Buckland asserts there is “growing evidence” but – other than broad generalisations – he cannot point to any.
This is not impressive.
Neill’s comment that there are those in government putting together an evidence base for saying that the bill is “necessary” may be well-informed or it may be, well, charitable.
But it can only be right that the evidence for necessity be made available to Members of Parliament before this bill is passed.
Neill has now put down an amendment for the next stage of the bill’s passage which will require there to be a dedicated vote in the House of Commons before the powers in the bill can be used.
This would mean that a minister would have to come to he House of Commons to make a positive and specific case of necessity before the powers in the bill could be replied upon on the basis of “necessity”.
It would be a wise provision – and there cannot be a good argument against it in the circumstances (though there will be plenty of bad ones).
Strangely, the strongest criticism of the bill in yesterday’s debate came from Theresa May, in a speech that nobody following this blog could have put better – read it in full here.
Of course, this is the same Theresa May whose fateful decisions after the referendum to rule out membership of the single market and customs union led directly to the current botched Brexit.
(And, yes, it it tempting to keep re-fighting the battles of 2016, like a military re-enactment society.)
But here May is spot-on.
It is disappointing, of course, that Neill, May and other government backbenchers did not vote against the principle of the bill at the reading yesterday.

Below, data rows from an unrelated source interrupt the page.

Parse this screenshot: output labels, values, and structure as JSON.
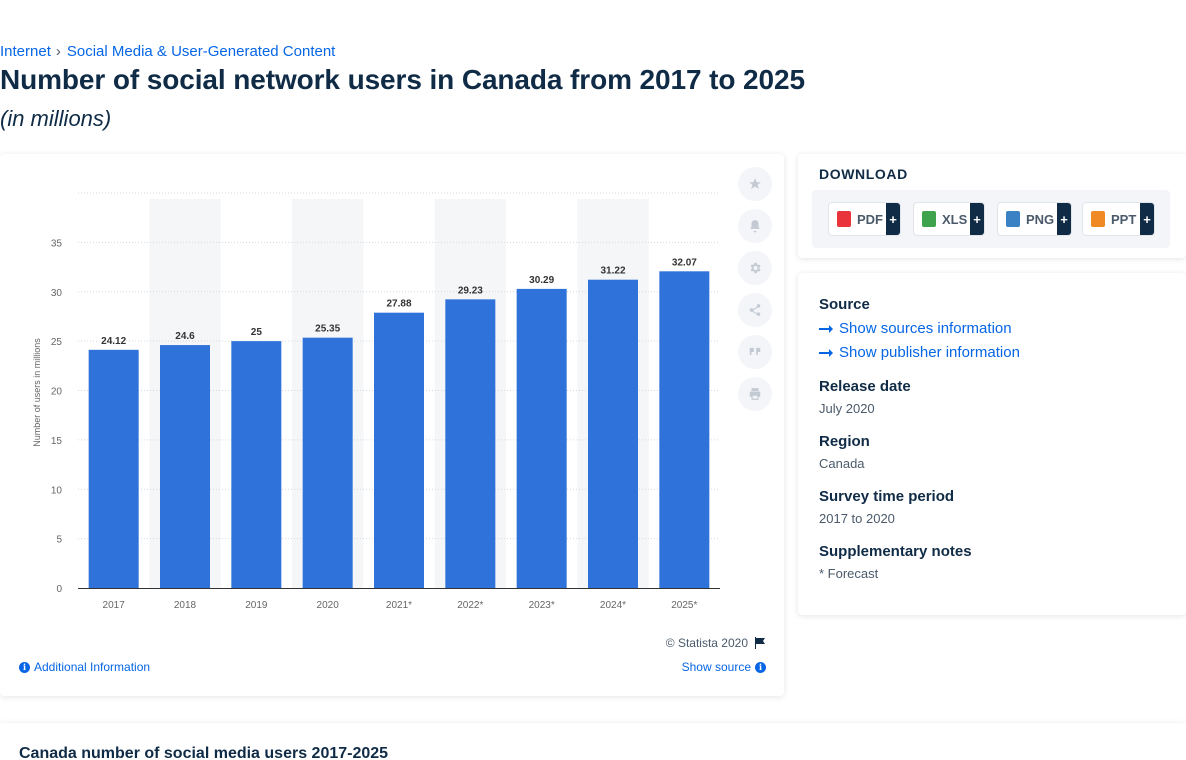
{
  "breadcrumb": {
    "items": [
      "Internet",
      "Social Media & User-Generated Content"
    ]
  },
  "page": {
    "title": "Number of social network users in Canada from 2017 to 2025",
    "subtitle": "(in millions)"
  },
  "chart_data": {
    "type": "bar",
    "categories": [
      "2017",
      "2018",
      "2019",
      "2020",
      "2021*",
      "2022*",
      "2023*",
      "2024*",
      "2025*"
    ],
    "values": [
      24.12,
      24.6,
      25,
      25.35,
      27.88,
      29.23,
      30.29,
      31.22,
      32.07
    ],
    "data_labels": [
      "24.12",
      "24.6",
      "25",
      "25.35",
      "27.88",
      "29.23",
      "30.29",
      "31.22",
      "32.07"
    ],
    "ylabel": "Number of users in millions",
    "xlabel": "",
    "ylim": [
      0,
      40
    ],
    "yticks": [
      0,
      5,
      10,
      15,
      20,
      25,
      30,
      35
    ],
    "grid": true,
    "bar_color": "#2f72da",
    "alt_band_color": "#f5f6f8"
  },
  "chart_footer": {
    "credit": "© Statista 2020",
    "additional_info": "Additional Information",
    "show_source": "Show source"
  },
  "toolbar": {
    "icons": [
      "star-icon",
      "bell-icon",
      "gear-icon",
      "share-icon",
      "quote-icon",
      "print-icon"
    ]
  },
  "download": {
    "heading": "DOWNLOAD",
    "buttons": [
      {
        "label": "PDF",
        "color": "#e8343a"
      },
      {
        "label": "XLS",
        "color": "#3fa34d"
      },
      {
        "label": "PNG",
        "color": "#3b82c4"
      },
      {
        "label": "PPT",
        "color": "#f08a24"
      }
    ],
    "plus": "+"
  },
  "meta": {
    "source_label": "Source",
    "show_sources": "Show sources information",
    "show_publisher": "Show publisher information",
    "release_label": "Release date",
    "release_value": "July 2020",
    "region_label": "Region",
    "region_value": "Canada",
    "survey_label": "Survey time period",
    "survey_value": "2017 to 2020",
    "notes_label": "Supplementary notes",
    "notes_value": "* Forecast"
  },
  "bottom": {
    "title": "Canada number of social media users 2017-2025"
  },
  "colors": {
    "accent": "#0666e5",
    "text": "#0f2b46",
    "bar": "#2f72da"
  }
}
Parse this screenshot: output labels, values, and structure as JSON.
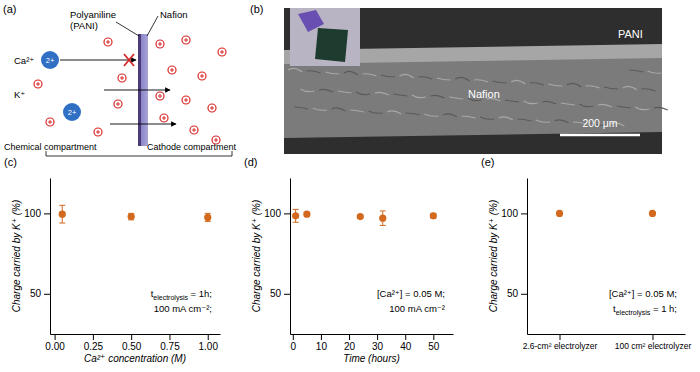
{
  "diagram": {
    "label": "(a)",
    "polyaniline": [
      "Polyaniline",
      "(PANI)"
    ],
    "nafion": "Nafion",
    "ca_ion": "Ca²⁺",
    "ca_charge": "2+",
    "k_ion": "K⁺",
    "left_compartment": "Chemical compartment",
    "right_compartment": "Cathode compartment"
  },
  "image": {
    "label": "(b)",
    "pani": "PANI",
    "nafion": "Nafion",
    "scale_bar": "200 μm"
  },
  "chart_data": [
    {
      "type": "scatter",
      "title": "(c)",
      "x_label": "Ca²⁺ concentration (M)",
      "y_label": "Charge carried by K⁺ (%)",
      "x": [
        0.05,
        0.5,
        1.0
      ],
      "values": [
        99.5,
        98,
        97.5
      ],
      "errors": [
        5.5,
        2,
        2.5
      ],
      "xlim": [
        -0.03,
        1.08
      ],
      "xticks": [
        {
          "value": 0,
          "label": "0.00"
        },
        0.25,
        {
          "value": 0.5,
          "label": "0.50"
        },
        0.75,
        {
          "value": 1,
          "label": "1.00"
        }
      ],
      "ylim": [
        25,
        122
      ],
      "yticks": [
        50,
        100
      ],
      "color": "#d2691e",
      "marker": "circle",
      "annotations": [
        {
          "main": "t",
          "sub": "electrolysis",
          "tail": " = 1h;"
        },
        {
          "main": "100 mA cm⁻²;"
        }
      ]
    },
    {
      "type": "scatter",
      "title": "(d)",
      "x_label": "Time (hours)",
      "y_label": "Charge carried by K⁺ (%)",
      "x": [
        1,
        5,
        24,
        32,
        50
      ],
      "values": [
        98.5,
        99.5,
        98,
        97,
        98.5
      ],
      "errors": [
        4,
        1.2,
        1,
        4.5,
        1.5
      ],
      "xlim": [
        -1,
        57
      ],
      "xticks": [
        0,
        10,
        20,
        30,
        40,
        50
      ],
      "ylim": [
        25,
        122
      ],
      "yticks": [
        50,
        100
      ],
      "color": "#d2691e",
      "marker": "circle",
      "annotations": [
        {
          "main": "[Ca²⁺] = 0.05 M;"
        },
        {
          "main": "100 mA cm⁻²"
        }
      ]
    },
    {
      "type": "scatter",
      "title": "(e)",
      "y_label": "Charge carried by K⁺ (%)",
      "categories": [
        "2.6-cm² electrolyzer",
        "100 cm² electrolyzer"
      ],
      "values": [
        100,
        100
      ],
      "errors": [
        0.5,
        0.5
      ],
      "ylim": [
        25,
        122
      ],
      "yticks": [
        50,
        100
      ],
      "color": "#d2691e",
      "marker": "circle",
      "annotations": [
        {
          "main": "[Ca²⁺] = 0.05 M;"
        },
        {
          "main": "t",
          "sub": "electrolysis",
          "tail": " = 1 h;"
        }
      ]
    }
  ]
}
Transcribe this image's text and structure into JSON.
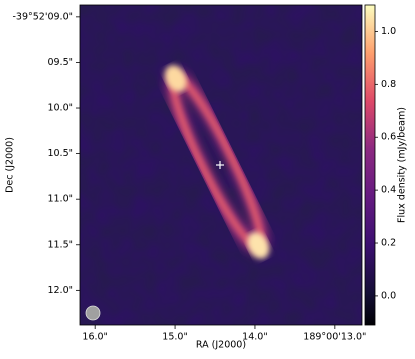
{
  "chart_data": {
    "type": "image",
    "xlabel": "RA (J2000)",
    "ylabel": "Dec (J2000)",
    "colorbar_label": "Flux density (mJy/beam)",
    "colormap": "magma",
    "xlim": [
      16.19,
      12.66
    ],
    "xticks": [
      {
        "value": 16.0,
        "label": "16.0\""
      },
      {
        "value": 15.0,
        "label": "15.0\""
      },
      {
        "value": 14.0,
        "label": "14.0\""
      },
      {
        "value": 13.0,
        "label": "189°00'13.0\""
      }
    ],
    "ylim": [
      12.38,
      8.87
    ],
    "yticks": [
      {
        "value": 9.0,
        "label": "-39°52'09.0\""
      },
      {
        "value": 9.5,
        "label": "09.5\""
      },
      {
        "value": 10.0,
        "label": "10.0\""
      },
      {
        "value": 10.5,
        "label": "10.5\""
      },
      {
        "value": 11.0,
        "label": "11.0\""
      },
      {
        "value": 11.5,
        "label": "11.5\""
      },
      {
        "value": 12.0,
        "label": "12.0\""
      }
    ],
    "clim": [
      -0.11,
      1.1
    ],
    "cticks": [
      {
        "value": 0,
        "label": "0.0"
      },
      0.2,
      0.4,
      0.6,
      0.8,
      {
        "value": 1,
        "label": "1.0"
      }
    ]
  }
}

This, however, may owe to the logistics of the exercise of amending the bill at the next stage – they are keeping their various powders dry.
What is obvious, however, is that the government cannot – as of yet – make out the evidence base for “necessity”.
If the Neill amendment is adopted, ministers may be required to put forward their evidence base, if they have one.
And if they cannot put forward the evidence base, then ministers may not be able to rely on necessity.
Their bluff would be called.
And sometimes it is, well, necessary to call the bluff of ministers.